I decided it was time to kick up my training to the next level, I had the energy, I had the ambition and I was mentally ready to push past physical barriers... I welcomed the intensity, the very quick gains and mental demands of F45 training, and the timing was perfect to enter their 8 week challenge (another free challenge - who are all these awesome people throwing out these challenges just to see people make positive change?!).
Yeh you have probably noticed that I was signing up for challenges and programs and all sorts of personal growth things that I've not done before, but that's because I want to get healthier, fitter, stronger and grow every part of my life so I was in it completely.
I was learning along the way not to be restricted in food, that dieting is not the answer, to have everything in moderation and to live every minute of every day. This is absolute bliss and it's a state that I work towards everyday through nutition and mindful living.
But... Then towards the end of the 16 weeks, I got distracted, my focus had changed from achieving my goals back to trying to please everyone in my life all the time.
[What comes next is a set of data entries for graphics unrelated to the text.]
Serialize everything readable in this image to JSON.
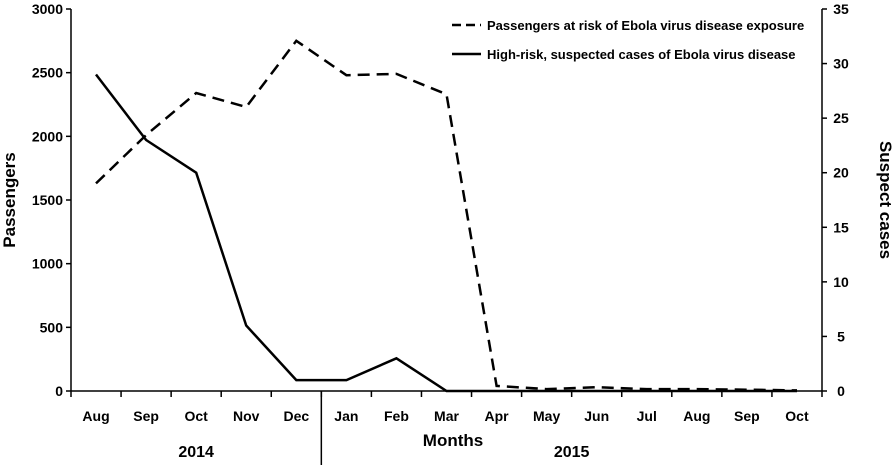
{
  "chart_data": {
    "type": "line",
    "categories": [
      "Aug",
      "Sep",
      "Oct",
      "Nov",
      "Dec",
      "Jan",
      "Feb",
      "Mar",
      "Apr",
      "May",
      "Jun",
      "Jul",
      "Aug",
      "Sep",
      "Oct"
    ],
    "years": [
      {
        "label": "2014",
        "first": 0,
        "last": 4
      },
      {
        "label": "2015",
        "first": 5,
        "last": 14
      }
    ],
    "xlabel": "Months",
    "ylabel": "Passengers",
    "y2label": "Suspect cases",
    "ylim": [
      0,
      3000
    ],
    "y2lim": [
      0,
      35
    ],
    "yticks": [
      0,
      500,
      1000,
      1500,
      2000,
      2500,
      3000
    ],
    "y2ticks": [
      0,
      5,
      10,
      15,
      20,
      25,
      30,
      35
    ],
    "legend_position": "top-right",
    "grid": false,
    "series": [
      {
        "name": "Passengers at risk of Ebola virus disease exposure",
        "axis": "left",
        "style": "dashed",
        "color": "#000000",
        "values": [
          1630,
          2010,
          2340,
          2230,
          2750,
          2480,
          2490,
          2330,
          40,
          15,
          30,
          15,
          15,
          10,
          5
        ]
      },
      {
        "name": "High-risk, suspected cases of Ebola virus disease",
        "axis": "right",
        "style": "solid",
        "color": "#000000",
        "values": [
          29,
          23,
          20,
          6,
          1,
          1,
          3,
          0,
          0,
          0,
          0,
          0,
          0,
          0,
          0
        ]
      }
    ]
  }
}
Which led to not using the whole system like I had been, eating on the run again a lot of the time, old habits creeping back in, not being prepared (but trying to!), not completing proper cleanse days, making bad food decisions and letting self sabotage win more than I should have.
All of a sudden it was the end of the 16 weeks, my final measurements showed I'd lost around 50cms off my body (mostly by stomach), but my weight was exactly the same as when I started. I was DEVASTATED - I know I'm crazy!!! The cms speak volumes and the pictures showed I'd become very narrow (check out my Facebook if you haven't seen them)... But the number on the scales haunted me and I resigned from the challenge - yep all out quit after I'd finished, lost out on a $200 voucher all because I didn't think Id done enough, lost enough, changed enough and was ashamed.
Well what did I do about that with 2 weeks left of the F45 challenge... Trained more, ate less, and ended up having closet binge sessions because I was hungry (4-5 F45 sessions a week will make you very hungry!). And again when the final day of that challenge rolled around, I didn't like the number on the scales so I bailed out of getting my final body scan (which would've shown muscle vs body fat percentages).
I know I know - stupid!! BUT after 15 years of being afraid of the number on the scales and my mind and body being completely out of whack, are we really surprised at this?
So even though I didn't like the result on the scales at the end of these challenges, I totally changed my body, my life has changed so much, and even though I didn't submit final pictures or measurements... I completed them!
I've now set more goals for myself, more challenges to complete (havs started my second 16 week challenge) and will continue to push myself outside my comfort zone to work on changing my bad habits, changing my body image even further and now changing my relationship with the scales - maybe I'll even throw them out?
One thing I do know is that I'll keep working on me because I'm worth it and one day maybe I won't be afraid of that number.